Molding compositions, such as described by Martin et al., are comparatively expensive due principally to the amount of high quality, low density, conductive carbon black contained therein. The number of additives present also contributes to the cost of the disc as each must be separately produced or purchased, checked for purity, stored and the like. It would be beneficial to be able to significantly reduce the amount of carbon black and additives present in each disc without losing the conductivity necessary for capacitive playback of high quality video, audio and color signal information.
A potential means of reducing the carbon black content of a capacitive electronic disc would be to produce a disc having a nonconductive central core with conductive regions or layers on the outer surfaces.
Discs having a laminated structure are known in the audio record art. For example, audio records have been produced by laminating transparent plastic outer layers onto a picture mounted onto a central core.
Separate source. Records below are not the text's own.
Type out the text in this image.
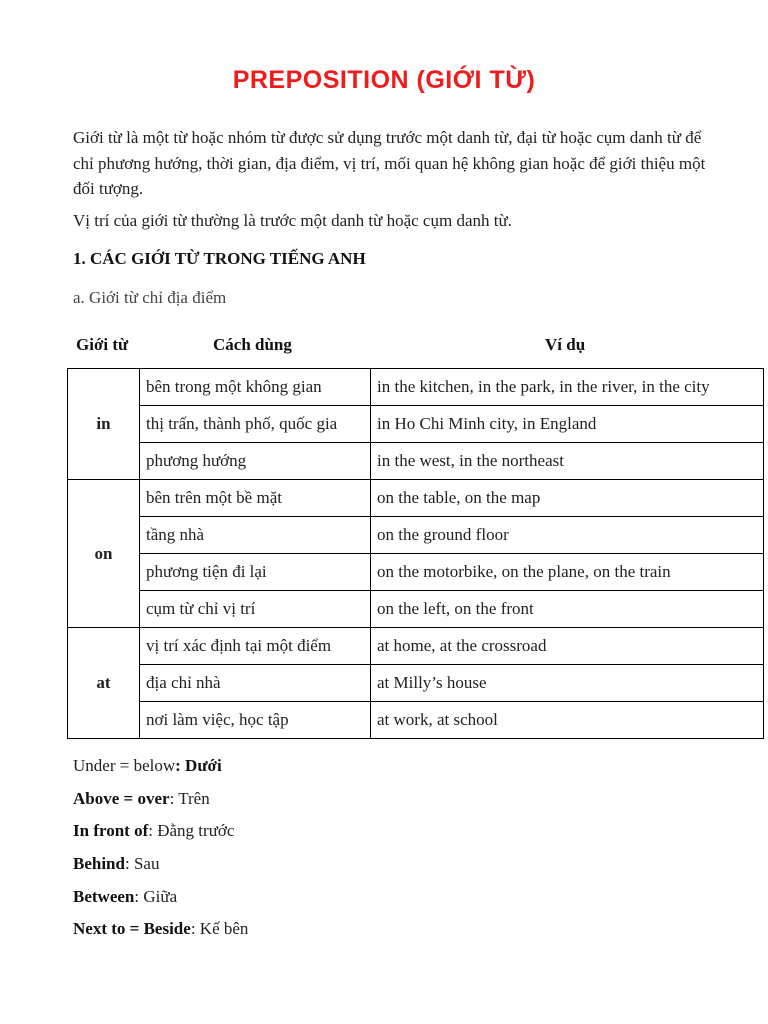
PREPOSITION (GIỚI TỪ)

Giới từ là một từ hoặc nhóm từ được sử dụng trước một danh từ, đại từ hoặc cụm danh từ để chỉ phương hướng, thời gian, địa điểm, vị trí, mối quan hệ không gian hoặc để giới thiệu một đối tượng.

Vị trí của giới từ thường là trước một danh từ hoặc cụm danh từ.

1. CÁC GIỚI TỪ TRONG TIẾNG ANH

a. Giới từ chỉ địa điểm

Giới từ	Cách dùng	Ví dụ
in	bên trong một không gian	in the kitchen, in the park, in the river, in the city
	thị trấn, thành phố, quốc gia	in Ho Chi Minh city, in England
	phương hướng	in the west, in the northeast
on	bên trên một bề mặt	on the table, on the map
	tầng nhà	on the ground floor
	phương tiện đi lại	on the motorbike, on the plane, on the train
	cụm từ chỉ vị trí	on the left, on the front
at	vị trí xác định tại một điểm	at home, at the crossroad
	địa chỉ nhà	at Milly’s house
	nơi làm việc, học tập	at work, at school
Under = below: Dưới
Above = over: Trên
In front of: Đằng trước
Behind: Sau
Between: Giữa
Next to = Beside: Kế bên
Audio records, of course, do not require a conductive outer surface. Japanese patent publications Nos. 53-119017 and 49-114412 suggest a sandwich-type capacitive electronic disc. These publications, however, are not enabling in that they do not disclose a suitable molding composition for such discs, or any specific process parameters of how a suitable disc might be formed.
O'Mara, in U.S. Pat. No. 4,390,487, discloses a method of forming a sandwich-type capacitive electronic disc in which the conductive plastic is injected into a compression mold and a nonconductive core material injected inside the conductive material to form a layered preform which is compression molded to form a multilayered capacitive electronic disc. Discs made by this process contain up to about 70 percent by weight of nonconductive material.
Ruda, in copending U.S. patent application Ser. No. 522,332, filed Aug. 11, 1983, discloses a sandwich-type capacitive electronic disc having conductive layers which are thin in comparison to those in a disc prepared according to O'Mara. In Ruda, the conductive plastic composition is formed into sheets about 2 to 30 mils thick by passing between rollers in commercial calendering equipment or in a two-roll mill. Sandwich discs are formed by compression molding a plastic core between two such sheets. The core is comprised of a conventional audio record formulation. The conductive composition is, in essence, that described by Martin et al.
In accordance with this invention, a method has been provided to prepare unique sandwich-type capacitive electronic discs which method is advantageous over previous methodologies.